The integrand involves trigonometric functions that exhibit symmetry around the midpoint of the interval.
Step 2: Key Formula or Approach:
Use the "King's Property" of definite integrals:
\[ \int_{a}^{b} f(x) \, dx = \int_{a}^{b} f(a+b-x) \, dx \]
Step 3: Detailed Explanation:
Let \( I = \int_{0}^{\pi/2} \frac{\sin x}{\sin x + \cos x} \, dx \) --- (Eq. 1)
Applying the property \(\int_{0}^{a} f(x) dx = \int_{0}^{a} f(a-x) dx\):
\[ I = \int_{0}^{\pi/2} \frac{\sin(\pi/2 - x)}{\sin(\pi/2 - x) + \cos(\pi/2 - x)} \, dx \]

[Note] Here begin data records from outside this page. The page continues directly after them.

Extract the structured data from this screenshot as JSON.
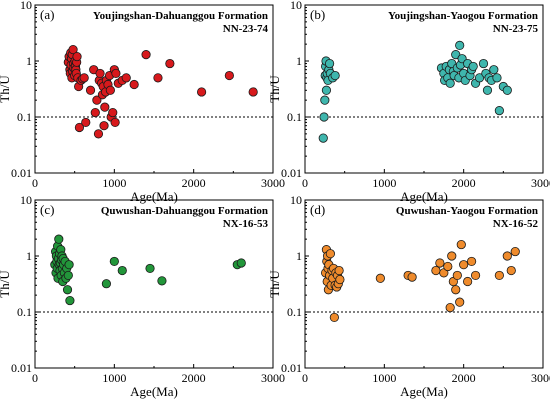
{
  "chart_data": [
    {
      "type": "scatter",
      "panel_label": "(a)",
      "title": "Youjingshan-Dahuanggou Formation",
      "sample": "NN-23-74",
      "xlabel": "Age(Ma)",
      "ylabel": "Th/U",
      "xlim": [
        0,
        3000
      ],
      "ylim": [
        0.01,
        10
      ],
      "yscale": "log",
      "xticks": [
        "0",
        "1000",
        "2000",
        "3000"
      ],
      "yticks": [
        "0.01",
        "0.1",
        "1",
        "10"
      ],
      "reference_line_y": 0.1,
      "color": "#d7191c",
      "series": [
        {
          "x": [
            420,
            430,
            440,
            445,
            450,
            455,
            460,
            465,
            470,
            475,
            480,
            485,
            490,
            500,
            505,
            510,
            515,
            520,
            525,
            530,
            540,
            550,
            560,
            580,
            600,
            620,
            640,
            700,
            740,
            760,
            780,
            800,
            810,
            820,
            840,
            850,
            860,
            870,
            880,
            890,
            900,
            920,
            940,
            950,
            960,
            980,
            1000,
            1010,
            1020,
            1050,
            1100,
            1150,
            1250,
            1400,
            1550,
            1700,
            2100,
            2450,
            2750
          ],
          "y": [
            0.95,
            1.2,
            0.7,
            0.6,
            1.4,
            0.85,
            1.1,
            0.5,
            1.3,
            0.65,
            1.6,
            0.9,
            0.75,
            0.55,
            1.0,
            0.8,
            0.7,
            0.6,
            0.95,
            1.2,
            0.5,
            0.35,
            0.065,
            0.45,
            0.48,
            0.5,
            0.08,
            0.3,
            0.7,
            0.12,
            0.2,
            0.05,
            0.45,
            0.6,
            0.4,
            0.25,
            0.35,
            0.07,
            0.15,
            0.28,
            0.45,
            0.38,
            0.55,
            0.3,
            0.1,
            0.12,
            0.7,
            0.08,
            0.6,
            0.4,
            0.45,
            0.5,
            0.38,
            1.3,
            0.5,
            0.9,
            0.28,
            0.55,
            0.28
          ]
        }
      ]
    },
    {
      "type": "scatter",
      "panel_label": "(b)",
      "title": "Youjingshan-Yaogou Formation",
      "sample": "NN-23-75",
      "xlabel": "Age(Ma)",
      "ylabel": "Th/U",
      "xlim": [
        0,
        3000
      ],
      "ylim": [
        0.01,
        10
      ],
      "yscale": "log",
      "xticks": [
        "0",
        "1000",
        "2000",
        "3000"
      ],
      "yticks": [
        "0.01",
        "0.1",
        "1",
        "10"
      ],
      "reference_line_y": 0.1,
      "color": "#3fb6ad",
      "series": [
        {
          "x": [
            230,
            240,
            250,
            255,
            260,
            265,
            270,
            275,
            280,
            290,
            300,
            310,
            320,
            350,
            380,
            1720,
            1750,
            1760,
            1780,
            1800,
            1820,
            1830,
            1850,
            1870,
            1880,
            1900,
            1920,
            1940,
            1950,
            1960,
            1980,
            2000,
            2020,
            2050,
            2080,
            2100,
            2120,
            2150,
            2200,
            2250,
            2280,
            2300,
            2320,
            2350,
            2380,
            2420,
            2450,
            2500,
            2550
          ],
          "y": [
            0.042,
            0.1,
            0.2,
            0.55,
            0.8,
            1.0,
            0.3,
            0.5,
            0.6,
            0.45,
            0.7,
            0.9,
            0.6,
            0.5,
            0.55,
            0.75,
            0.6,
            0.45,
            0.8,
            0.5,
            0.7,
            0.4,
            0.9,
            0.65,
            0.55,
            1.3,
            0.75,
            0.5,
            1.9,
            0.85,
            1.1,
            0.6,
            0.45,
            0.9,
            0.55,
            0.7,
            0.8,
            0.4,
            0.5,
            0.9,
            0.6,
            0.3,
            0.5,
            0.45,
            0.7,
            0.5,
            0.13,
            0.35,
            0.3
          ]
        }
      ]
    },
    {
      "type": "scatter",
      "panel_label": "(c)",
      "title": "Quwushan-Dahuanggou Formation",
      "sample": "NX-16-53",
      "xlabel": "Age(Ma)",
      "ylabel": "Th/U",
      "xlim": [
        0,
        3000
      ],
      "ylim": [
        0.01,
        10
      ],
      "yscale": "log",
      "xticks": [
        "0",
        "1000",
        "2000",
        "3000"
      ],
      "yticks": [
        "0.01",
        "0.1",
        "1",
        "10"
      ],
      "reference_line_y": 0.1,
      "color": "#22963a",
      "series": [
        {
          "x": [
            250,
            260,
            265,
            270,
            275,
            280,
            285,
            290,
            295,
            300,
            305,
            310,
            315,
            320,
            325,
            330,
            335,
            340,
            345,
            350,
            355,
            360,
            370,
            380,
            390,
            400,
            410,
            420,
            430,
            440,
            900,
            1000,
            1100,
            1450,
            1600,
            2550,
            2600
          ],
          "y": [
            0.7,
            1.2,
            0.5,
            1.0,
            0.8,
            0.6,
            1.5,
            0.4,
            0.9,
            2.0,
            0.7,
            1.1,
            0.55,
            0.75,
            1.3,
            0.45,
            0.85,
            1.0,
            0.6,
            0.35,
            0.9,
            0.7,
            0.5,
            0.8,
            0.4,
            0.6,
            0.25,
            0.45,
            0.7,
            0.16,
            0.32,
            0.8,
            0.55,
            0.6,
            0.36,
            0.7,
            0.75
          ]
        }
      ]
    },
    {
      "type": "scatter",
      "panel_label": "(d)",
      "title": "Quwushan-Yaogou Formation",
      "sample": "NX-16-52",
      "xlabel": "Age(Ma)",
      "ylabel": "Th/U",
      "xlim": [
        0,
        3000
      ],
      "ylim": [
        0.01,
        10
      ],
      "yscale": "log",
      "xticks": [
        "0",
        "1000",
        "2000",
        "3000"
      ],
      "yticks": [
        "0.01",
        "0.1",
        "1",
        "10"
      ],
      "reference_line_y": 0.1,
      "color": "#ef8b2c",
      "series": [
        {
          "x": [
            260,
            270,
            275,
            280,
            285,
            290,
            295,
            300,
            310,
            320,
            330,
            340,
            350,
            360,
            370,
            380,
            390,
            400,
            410,
            420,
            430,
            440,
            950,
            1300,
            1350,
            1650,
            1700,
            1750,
            1800,
            1830,
            1850,
            1870,
            1900,
            1920,
            1950,
            1970,
            2000,
            2050,
            2100,
            2150,
            2450,
            2550,
            2600,
            2650
          ],
          "y": [
            0.5,
            1.3,
            0.8,
            0.35,
            1.0,
            0.6,
            0.25,
            0.7,
            0.45,
            1.1,
            0.3,
            0.55,
            0.4,
            0.6,
            0.08,
            0.3,
            0.5,
            0.28,
            0.45,
            0.32,
            0.55,
            0.38,
            0.4,
            0.45,
            0.42,
            0.55,
            0.75,
            0.5,
            0.65,
            0.12,
            1.0,
            0.35,
            0.25,
            0.45,
            0.15,
            1.6,
            0.7,
            0.35,
            0.8,
            0.45,
            0.45,
            1.0,
            0.55,
            1.2
          ]
        }
      ]
    }
  ]
}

Since \(\sin(\pi/2 - x) = \cos x\) and \(\cos(\pi/2 - x) = \sin x\):
\[ I = \int_{0}^{\pi/2} \frac{\cos x}{\cos x + \sin x} \, dx \] --- (Eq. 2)
Adding (Eq. 1) and (Eq. 2):
\[ 2I = \int_{0}^{\pi/2} \frac{\sin x + \cos x}{\sin x + \cos x} \, dx \]
\[ 2I = \int_{0}^{\pi/2} 1 \, dx \]
\[ 2I = [x]_{0}^{\pi/2} = \frac{\pi}{2} \]
\[ I = \frac{\pi}{4} \]
Step 4: Final Answer:
The value of the integral is \( \dfrac{\pi}{4} \).